The magic for this week is as much a challenge as a ritual. I will give you some broad strokes about creating your own Woodstock character regardless of your age. Think of it as a kind of LARP (live-action role playing game), something you can put on and take off as you choose. What I hope you will discover along the way is a connection to your deeper self: one that embodies what you truly are or would like to manifest.

So, you have four months to transform your ordinary self into a Woodstock nymph, satyr, collegiate participant, musician, magician, goddess, free-spirit, nature child… Your own imagination will suggest what it is you would like to personify if only for a day. Who knows, after the preparation for it, you may decide to keep elements of this product of your creation as permanent fixtures!
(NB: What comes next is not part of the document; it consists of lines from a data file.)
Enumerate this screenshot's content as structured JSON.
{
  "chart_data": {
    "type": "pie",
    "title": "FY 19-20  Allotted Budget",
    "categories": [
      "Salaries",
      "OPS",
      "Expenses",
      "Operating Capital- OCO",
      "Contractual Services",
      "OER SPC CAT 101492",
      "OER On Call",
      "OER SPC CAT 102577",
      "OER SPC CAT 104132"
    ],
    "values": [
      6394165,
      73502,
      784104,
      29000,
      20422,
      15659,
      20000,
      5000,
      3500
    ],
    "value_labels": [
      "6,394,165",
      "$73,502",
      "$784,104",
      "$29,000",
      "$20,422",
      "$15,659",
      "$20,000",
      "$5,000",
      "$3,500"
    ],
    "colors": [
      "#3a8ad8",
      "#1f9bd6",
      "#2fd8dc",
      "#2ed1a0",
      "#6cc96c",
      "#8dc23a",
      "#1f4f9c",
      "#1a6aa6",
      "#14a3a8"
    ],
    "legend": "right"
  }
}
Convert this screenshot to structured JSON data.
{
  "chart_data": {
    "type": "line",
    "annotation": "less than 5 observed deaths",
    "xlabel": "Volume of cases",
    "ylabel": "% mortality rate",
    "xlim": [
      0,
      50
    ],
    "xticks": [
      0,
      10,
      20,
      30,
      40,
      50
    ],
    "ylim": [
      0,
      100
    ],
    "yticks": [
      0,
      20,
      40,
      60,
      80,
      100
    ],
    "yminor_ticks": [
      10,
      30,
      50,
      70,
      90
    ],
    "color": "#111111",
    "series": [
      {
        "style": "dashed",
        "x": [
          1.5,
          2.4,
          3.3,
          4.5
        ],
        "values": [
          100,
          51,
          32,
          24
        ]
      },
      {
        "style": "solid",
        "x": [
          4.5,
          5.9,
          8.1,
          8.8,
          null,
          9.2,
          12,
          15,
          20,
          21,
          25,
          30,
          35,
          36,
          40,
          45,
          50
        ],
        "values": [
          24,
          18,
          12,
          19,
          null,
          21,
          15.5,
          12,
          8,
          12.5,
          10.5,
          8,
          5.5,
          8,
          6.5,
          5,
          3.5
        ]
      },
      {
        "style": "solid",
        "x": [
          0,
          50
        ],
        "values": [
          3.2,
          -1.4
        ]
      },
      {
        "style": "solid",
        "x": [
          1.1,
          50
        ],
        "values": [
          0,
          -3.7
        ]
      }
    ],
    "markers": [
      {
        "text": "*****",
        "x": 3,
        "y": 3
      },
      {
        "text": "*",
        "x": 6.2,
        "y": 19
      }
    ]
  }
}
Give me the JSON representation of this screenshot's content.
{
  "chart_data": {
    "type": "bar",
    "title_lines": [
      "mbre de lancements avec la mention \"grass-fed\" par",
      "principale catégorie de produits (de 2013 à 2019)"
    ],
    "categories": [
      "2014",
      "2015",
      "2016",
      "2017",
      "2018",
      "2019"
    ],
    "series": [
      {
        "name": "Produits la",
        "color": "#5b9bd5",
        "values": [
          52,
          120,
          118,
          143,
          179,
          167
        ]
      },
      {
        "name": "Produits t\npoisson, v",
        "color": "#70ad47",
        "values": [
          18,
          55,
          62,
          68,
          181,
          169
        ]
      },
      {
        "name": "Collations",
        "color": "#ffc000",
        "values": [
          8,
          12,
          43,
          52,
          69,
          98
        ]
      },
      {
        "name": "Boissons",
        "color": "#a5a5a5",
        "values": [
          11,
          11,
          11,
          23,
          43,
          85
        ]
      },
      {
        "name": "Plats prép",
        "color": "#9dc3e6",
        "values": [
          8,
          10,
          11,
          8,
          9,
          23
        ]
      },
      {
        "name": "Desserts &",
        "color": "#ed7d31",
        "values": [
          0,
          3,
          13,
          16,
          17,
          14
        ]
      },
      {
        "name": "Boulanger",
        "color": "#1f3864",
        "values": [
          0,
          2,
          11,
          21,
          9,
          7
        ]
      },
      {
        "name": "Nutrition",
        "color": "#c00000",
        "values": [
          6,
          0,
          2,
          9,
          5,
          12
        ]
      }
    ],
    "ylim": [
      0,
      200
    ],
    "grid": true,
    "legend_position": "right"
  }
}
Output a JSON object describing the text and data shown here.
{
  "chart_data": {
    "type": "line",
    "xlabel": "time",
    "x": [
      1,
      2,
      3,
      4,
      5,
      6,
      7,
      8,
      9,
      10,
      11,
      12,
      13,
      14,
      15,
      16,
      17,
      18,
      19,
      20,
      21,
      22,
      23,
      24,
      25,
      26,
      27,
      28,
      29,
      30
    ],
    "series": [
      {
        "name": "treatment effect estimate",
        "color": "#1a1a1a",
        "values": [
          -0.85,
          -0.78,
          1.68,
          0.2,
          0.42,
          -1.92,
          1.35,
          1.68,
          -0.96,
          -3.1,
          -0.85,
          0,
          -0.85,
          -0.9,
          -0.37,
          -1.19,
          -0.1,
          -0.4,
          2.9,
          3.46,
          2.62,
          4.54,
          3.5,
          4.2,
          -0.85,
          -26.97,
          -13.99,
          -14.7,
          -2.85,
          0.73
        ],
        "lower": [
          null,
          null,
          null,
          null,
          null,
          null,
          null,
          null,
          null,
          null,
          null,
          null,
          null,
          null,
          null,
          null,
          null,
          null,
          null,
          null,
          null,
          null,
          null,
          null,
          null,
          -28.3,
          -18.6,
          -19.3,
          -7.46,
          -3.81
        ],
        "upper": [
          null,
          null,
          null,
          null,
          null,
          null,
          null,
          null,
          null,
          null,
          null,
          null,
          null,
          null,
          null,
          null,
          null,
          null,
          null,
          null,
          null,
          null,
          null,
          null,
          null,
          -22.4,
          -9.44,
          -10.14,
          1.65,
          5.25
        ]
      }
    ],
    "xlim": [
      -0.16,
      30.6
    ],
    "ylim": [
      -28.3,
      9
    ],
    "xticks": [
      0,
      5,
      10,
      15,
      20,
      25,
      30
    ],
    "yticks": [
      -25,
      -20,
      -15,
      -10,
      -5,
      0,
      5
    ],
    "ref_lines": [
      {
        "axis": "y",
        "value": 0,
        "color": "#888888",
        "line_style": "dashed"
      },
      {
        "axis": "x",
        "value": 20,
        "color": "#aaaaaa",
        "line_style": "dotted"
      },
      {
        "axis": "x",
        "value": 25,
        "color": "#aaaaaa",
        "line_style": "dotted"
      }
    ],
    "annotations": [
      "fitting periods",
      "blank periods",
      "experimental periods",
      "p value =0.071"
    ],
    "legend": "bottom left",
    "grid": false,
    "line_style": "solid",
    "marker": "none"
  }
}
For today, we will simply consider some goals to prepare for. Each one of these represents an area that may need time to develop:

  • Weight: most the original Woodstock attendees were young and lithe. If you were born after 1995 you may identify as such. If you are old enough to have attended in 1969, chances are you may see this as an opportunity to get fit.

  • Hair: the late sixties/early seventies ushered in an era of long, natural hair. It did not work on everyone, even then, but if you like breezy, free-flowing tresses, stop regular visit to the salon and work on conditioning, growing and caring for your hair now! We will discuss how-tos another time, including dealing with gray, damaged, thinning and difficult hair.

  • Attitude: this may be the most magical part. Our lives are often hectic, filled with demands, full schedules and a society that would not approve of modern day hippies. What we forget is that when we slow down, meditate, listen to music that stirs something within us, find time to create in-home rituals (not out of boxes, but engendered by our imaginations), open our minds to really consider the opinions of others and so many other grounding activities, we can reconnect with the promising child we once were. Remember the potential we had as we moved from childhood into adolescence. The world was before us; a world of our own creation. Rekindle that spirit.

  • Sense of adventure: in 1969 teens from all over the country made an extraordinary pilgrimage. It could not have been an easy trek or even few days of camping in the rain and elements with so many people. But came they did and with the intention of a peaceful celebration of youth, music and hope. Capture that sense of adventure regardless of how far from home you go.

  • This is a contest. Not sure of the prize yet, but start working on it as you may need a bit of time. August 15, 16 and 17, 2019 will mark the 50th anniversary of Woodstock. The memes and jokes have started: if you were naked at the first Woodstock, stay home… Well, most of the pictures of naked people at the first Woodstock are not that appealing. As a matter of fact, you have to look hard to find people who do not look bedraggled, dusty and generally rough around the edges. That said, the pictures are also full of magic, of wonder, of youth stepping out on the world stage for the first time: not just the skinny dippers, but the fantastically costumed, almost medieval-looking itinerants. You see lots of bejewelled velvet, rakish top hats, bangles and bracelets covering arms as they reflect sunbeams. You see long hair trailing down backs, bare feet and gossamer gowns. Collegiate types listen side-by-side with hippie pot smokers and all are electrified by beloved and emerging talent.

    If you were there, or if you are old enough to have been there, who are you now? Can you still identify with your dreams and hope for the world - and yourself? Looking at you, then and now, how satisfied are you in the change? Is the difference so great that you hardly recognize yourself or have you evolved into a more polished, realized version of your best self? Have you lost something along the way, something important? This challenge is to recreate yourself into the ideal version of the Woodstock you - whoever succeeds will be a winner who cherishes the prize: your best you!